Most of the time I liked having a grandmother that was different, I liked being different and I was one of those children that got away with being different for a long time without being bullied for it. I enjoyed having a grandmother that took me and my sister on hikes and camping trips and enjoyed goofing around with us. I liked telling stories of our adventures and the fact that she didn’t follow stereotypical gender roles. But there were other sides to my grandmother that I didn’t enjoy as much, like when she disappeared into a storm on Christmas Eve and we had to call out the ICE-CAR rescue team to find her, or when she was babysitting me when I was four and she was telling me off the whole time, discussing things I didn’t understand. I also disliked when she talked badly about people she loved, when she told me stories that were entirely inappropriate for children and when my mom had to stay on the phone for hours, either talking to her or to find a spot for her in a mental institution.
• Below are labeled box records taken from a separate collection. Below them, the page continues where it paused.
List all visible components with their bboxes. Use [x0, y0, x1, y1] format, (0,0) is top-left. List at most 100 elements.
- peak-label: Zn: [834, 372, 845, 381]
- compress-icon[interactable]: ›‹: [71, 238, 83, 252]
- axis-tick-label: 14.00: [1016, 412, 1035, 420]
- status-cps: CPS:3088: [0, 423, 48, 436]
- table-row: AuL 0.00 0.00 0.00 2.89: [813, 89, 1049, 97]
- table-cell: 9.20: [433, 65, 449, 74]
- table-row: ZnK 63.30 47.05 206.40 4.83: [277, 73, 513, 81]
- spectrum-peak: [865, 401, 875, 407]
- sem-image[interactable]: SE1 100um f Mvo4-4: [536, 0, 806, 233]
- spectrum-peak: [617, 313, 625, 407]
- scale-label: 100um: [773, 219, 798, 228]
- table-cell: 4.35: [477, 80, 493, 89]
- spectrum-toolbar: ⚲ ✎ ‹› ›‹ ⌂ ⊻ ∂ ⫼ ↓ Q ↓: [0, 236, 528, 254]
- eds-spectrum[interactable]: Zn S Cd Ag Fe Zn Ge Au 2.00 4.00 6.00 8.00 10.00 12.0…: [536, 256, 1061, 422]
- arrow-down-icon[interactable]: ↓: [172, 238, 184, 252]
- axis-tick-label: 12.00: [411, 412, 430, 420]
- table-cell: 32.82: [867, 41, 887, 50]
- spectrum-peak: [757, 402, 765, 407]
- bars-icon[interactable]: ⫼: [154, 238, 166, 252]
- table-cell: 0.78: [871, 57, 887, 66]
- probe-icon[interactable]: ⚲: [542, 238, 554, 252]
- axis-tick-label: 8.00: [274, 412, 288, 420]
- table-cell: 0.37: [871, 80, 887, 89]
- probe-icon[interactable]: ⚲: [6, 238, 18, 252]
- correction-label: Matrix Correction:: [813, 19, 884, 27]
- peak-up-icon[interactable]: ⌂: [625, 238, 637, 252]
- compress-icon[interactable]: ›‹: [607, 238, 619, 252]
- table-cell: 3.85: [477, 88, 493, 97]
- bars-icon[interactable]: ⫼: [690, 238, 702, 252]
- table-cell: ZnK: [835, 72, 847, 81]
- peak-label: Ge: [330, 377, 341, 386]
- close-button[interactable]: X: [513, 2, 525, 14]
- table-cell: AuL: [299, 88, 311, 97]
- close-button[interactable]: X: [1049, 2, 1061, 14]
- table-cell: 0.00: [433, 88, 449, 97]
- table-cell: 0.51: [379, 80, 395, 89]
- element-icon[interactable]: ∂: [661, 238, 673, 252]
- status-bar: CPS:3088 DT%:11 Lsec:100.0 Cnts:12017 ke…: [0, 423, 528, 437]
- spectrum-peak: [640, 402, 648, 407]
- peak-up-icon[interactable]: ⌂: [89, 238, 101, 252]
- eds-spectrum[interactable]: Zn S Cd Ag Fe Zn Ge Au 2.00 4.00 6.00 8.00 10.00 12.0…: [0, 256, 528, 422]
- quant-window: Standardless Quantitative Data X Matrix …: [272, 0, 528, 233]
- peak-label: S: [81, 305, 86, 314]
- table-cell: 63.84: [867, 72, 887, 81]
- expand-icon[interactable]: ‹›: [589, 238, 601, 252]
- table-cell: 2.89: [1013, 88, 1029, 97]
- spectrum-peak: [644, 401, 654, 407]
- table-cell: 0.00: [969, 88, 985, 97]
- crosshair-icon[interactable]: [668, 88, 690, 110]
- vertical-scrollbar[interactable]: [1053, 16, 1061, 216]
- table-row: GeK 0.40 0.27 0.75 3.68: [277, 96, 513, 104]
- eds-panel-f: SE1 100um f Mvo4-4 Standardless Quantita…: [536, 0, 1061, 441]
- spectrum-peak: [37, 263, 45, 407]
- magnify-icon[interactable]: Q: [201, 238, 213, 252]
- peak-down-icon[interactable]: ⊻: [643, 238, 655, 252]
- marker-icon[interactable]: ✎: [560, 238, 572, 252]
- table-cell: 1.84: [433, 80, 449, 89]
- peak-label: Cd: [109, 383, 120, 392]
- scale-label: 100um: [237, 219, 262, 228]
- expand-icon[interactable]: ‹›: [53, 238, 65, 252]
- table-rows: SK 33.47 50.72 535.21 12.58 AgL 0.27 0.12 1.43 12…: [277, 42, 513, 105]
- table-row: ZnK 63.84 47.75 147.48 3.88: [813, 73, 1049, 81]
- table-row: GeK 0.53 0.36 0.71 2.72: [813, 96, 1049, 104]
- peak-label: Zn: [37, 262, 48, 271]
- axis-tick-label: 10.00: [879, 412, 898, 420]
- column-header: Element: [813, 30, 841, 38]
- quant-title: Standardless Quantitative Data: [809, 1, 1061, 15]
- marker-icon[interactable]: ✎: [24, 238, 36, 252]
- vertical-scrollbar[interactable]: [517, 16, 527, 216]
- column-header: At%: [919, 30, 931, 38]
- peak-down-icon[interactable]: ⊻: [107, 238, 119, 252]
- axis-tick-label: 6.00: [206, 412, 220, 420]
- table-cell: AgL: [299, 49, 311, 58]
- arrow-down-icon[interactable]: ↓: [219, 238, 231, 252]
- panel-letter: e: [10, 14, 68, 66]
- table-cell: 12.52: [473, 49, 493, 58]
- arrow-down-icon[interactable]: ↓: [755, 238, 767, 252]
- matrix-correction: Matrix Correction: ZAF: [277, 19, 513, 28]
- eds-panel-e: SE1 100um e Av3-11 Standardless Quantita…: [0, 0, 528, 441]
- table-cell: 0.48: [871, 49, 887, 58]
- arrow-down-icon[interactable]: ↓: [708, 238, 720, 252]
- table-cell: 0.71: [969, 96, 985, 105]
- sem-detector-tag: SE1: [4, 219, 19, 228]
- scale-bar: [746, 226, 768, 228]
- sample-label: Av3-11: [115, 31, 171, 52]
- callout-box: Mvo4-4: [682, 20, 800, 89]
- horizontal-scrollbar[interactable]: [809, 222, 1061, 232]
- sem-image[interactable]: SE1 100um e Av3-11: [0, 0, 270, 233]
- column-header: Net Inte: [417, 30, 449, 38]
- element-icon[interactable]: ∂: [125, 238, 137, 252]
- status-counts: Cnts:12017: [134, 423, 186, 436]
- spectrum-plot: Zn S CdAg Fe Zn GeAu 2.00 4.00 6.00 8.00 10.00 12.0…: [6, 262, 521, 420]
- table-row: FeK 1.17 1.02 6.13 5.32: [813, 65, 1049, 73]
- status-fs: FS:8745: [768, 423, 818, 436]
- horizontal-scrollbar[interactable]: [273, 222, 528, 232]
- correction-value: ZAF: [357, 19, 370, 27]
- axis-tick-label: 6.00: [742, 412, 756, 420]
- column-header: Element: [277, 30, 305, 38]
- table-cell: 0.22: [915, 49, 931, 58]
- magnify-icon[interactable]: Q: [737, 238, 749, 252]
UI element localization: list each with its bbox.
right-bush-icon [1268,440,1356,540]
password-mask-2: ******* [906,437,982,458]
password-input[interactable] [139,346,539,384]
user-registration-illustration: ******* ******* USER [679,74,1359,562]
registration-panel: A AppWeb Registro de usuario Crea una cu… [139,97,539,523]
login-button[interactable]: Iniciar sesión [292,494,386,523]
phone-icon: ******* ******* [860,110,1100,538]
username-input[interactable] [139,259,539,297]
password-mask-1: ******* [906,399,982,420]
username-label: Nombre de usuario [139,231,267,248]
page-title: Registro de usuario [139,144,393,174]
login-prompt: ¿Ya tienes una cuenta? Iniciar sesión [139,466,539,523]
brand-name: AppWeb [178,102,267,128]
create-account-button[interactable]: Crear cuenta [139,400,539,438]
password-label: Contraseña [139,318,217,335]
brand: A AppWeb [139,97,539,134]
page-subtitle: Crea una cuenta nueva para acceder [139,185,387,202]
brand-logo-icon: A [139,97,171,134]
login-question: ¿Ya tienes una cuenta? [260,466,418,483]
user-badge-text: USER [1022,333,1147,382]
I have always known that my grandmother had bipolar disorder, I’m very grateful to my mother for always being open about that with me and my sister, it was a part of my life, my grandmother was sick and my grandmother sometimes needed to go to a mental institution. Knowing that helped me understand my grandmother but I still sometimes got annoyed at her when I was a teenager. Why couldn’t she just take her medicine? Why couldn’t she just stop being mentally ill? Why, why, why? She was my only grandmother and I felt it was the bare minimum that the grandmother I did have was healthy and capable of taking care of me the way my friends’ grandmothers took care of them.
Getting older I have learned to appreciate my grandmother better than before and she has become my role model in many different ways, especially when it comes to living my life how I want to, because I am 100% sure that my grandmother did so all her life. She w always been the weird grandmother that didn’t bake, regardless of her mental illness. I have stopped defining her solely based on her mental illness and I can see her as the strong woman she was, that was not afraid to be herself and was vocal when it came to her opinions.
I sometimes get mad at myself for not having recognised what a role model my grandmother was when I was younger, maybe I had dared to be myself not only as a child, but as a teenager as well.
When my grandmother was a teenager in the 1950’s, she was the first woman in her family to go to high school, where among other things, she wrote assignments about women’s rights, she went to Sweden as an Au-pair and was the youngest telephone operator working for the Icelandic telephone company Póstur og Sími. Me on the other hand, I didn’t do much more than just worrying about other peoples’ opinions. I am still madder at the system that never caught her, the institutions where she was subjected to violence, the doctors that didn’t listen to her or her family, the people that let her down and the people that abused her illness.
I’m mad at the society that caused me to internalize prejudice for my grandmothers’ illness and in some ways made it more difficult for me to look at her as the role model she truly was. Hopefully we will all continue to learn about mental illness so we will stop pushing people that have them to the side and they will get the attention and the assistance they need to be inspiring role models for others.